Les livres parlent. Parfois, ils sont tout juste audibles. En finir avec Eddy Bellegueule impose l’écoute. Son auteur, Edouard Louis, a eu 21 ans en octobre. Son livre, son premier roman, raconte l’exclusion et les violences qu’il a lui-même subies de la part de sa famille prolétaire en Picardie, de son village, de ses camarades de classe, parce qu’il n’était pas un petit garçon comme les autres. Il avait une démarche efféminée, une voix haut perchée et les mains qui faisaient de grands gestes quand il parlait. En finir avec Eddy Bellegueule se termine par une fuite à toutes jambes de ce monde-là, seul moyen de survie et de réinvention de soi-même. Eddy Bellegueule est le vrai nom d’Edouard Louis.

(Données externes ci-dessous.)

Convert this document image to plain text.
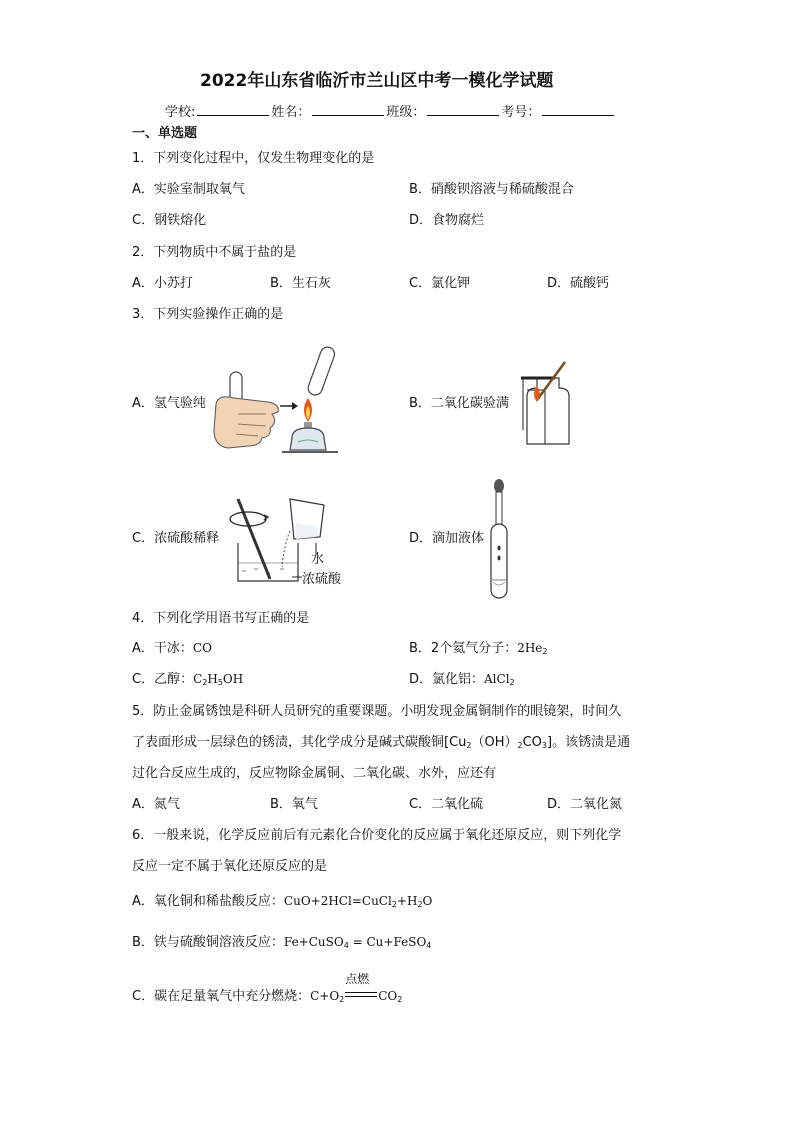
2022年山东省临沂市兰山区中考一模化学试题
学校:	姓名：	班级：	考号：
一、单选题
1．下列变化过程中，仅发生物理变化的是
A．实验室制取氧气	B．硝酸钡溶液与稀硫酸混合
C．钢铁熔化	D．食物腐烂
2．下列物质中不属于盐的是
A．小苏打	B．生石灰	C．氯化钾	D．硫酸钙
3．下列实验操作正确的是
A．氢气验纯	B．二氧化碳验满
C．浓硫酸稀释	D．滴加液体
水
浓硫酸
4．下列化学用语书写正确的是
A．干冰：CO	B．2个氦气分子：$2He_2$
C．乙醇：$C_2H_5OH$	D．氯化铝：AlCl$_2$
5．防止金属锈蚀是科研人员研究的重要课题。小明发现金属铜制作的眼镜架，时间久
了表面形成一层绿色的锈渍，其化学成分是碱式碳酸铜$[Cu_2(OH)_2CO_3]$。该锈渍是通
过化合反应生成的，反应物除金属铜、二氧化碳、水外，应还有
A．氮气	B．氧气	C．二氧化硫	D．二氧化氮
6．一般来说，化学反应前后有元素化合价变化的反应属于氧化还原反应，则下列化学
反应一定不属于氧化还原反应的是
A．氧化铜和稀盐酸反应：$CuO+2HCl=CuCl_2+H_2O$
B．铁与硫酸铜溶液反应：Fe+CuSO$_4$ = Cu+FeSO$_4$
C．碳在足量氧气中充分燃烧：$C+O_2$
点燃
$CO_2$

Mais Eddy Bellegueule est aussi un vrai personnage de roman car c’est bien de cela qu’il s’agit. Le vécu est ici traversé par un processus de distillation littéraire. La langue est travaillée de façon à faire entendre, à faire voir ce qui ne se dit pas, ce qui ne se voit pas dans le flot des fulgurances du quotidien. Pour y parvenir, Edouard Louis a dû créer une langue littéraire de façon à faire entendre le parler de ses parents et des habitants du village. Un parler violent qui reste malgré tout en deçà des violences subies par tous et par toutes (abrutissement et humiliation du travail à l’usine, exclusion scolaire, violences des hommes envers les femmes, violences des pauvres envers les plus pauvres, violences de tous et de toutes envers les étrangers, les homosexuels, les différents). En finir avec Eddy Bellegueule se lit comme un roman d’apprentissage à forte valeur sociologique dans une France que les romans français intègrent peu, celle des déclassés.

En trois semaines, En finir avec Eddy Bellegueule s’est imposé comme la révélation de ce début d’année. La presse et les radios s’arrachent le jeune écrivain devenu étudiant en sociologie à l’Ecole normale supérieure de Paris. Tiré déjà à 45 000 exemplaires, le livre est en cours de réimpression.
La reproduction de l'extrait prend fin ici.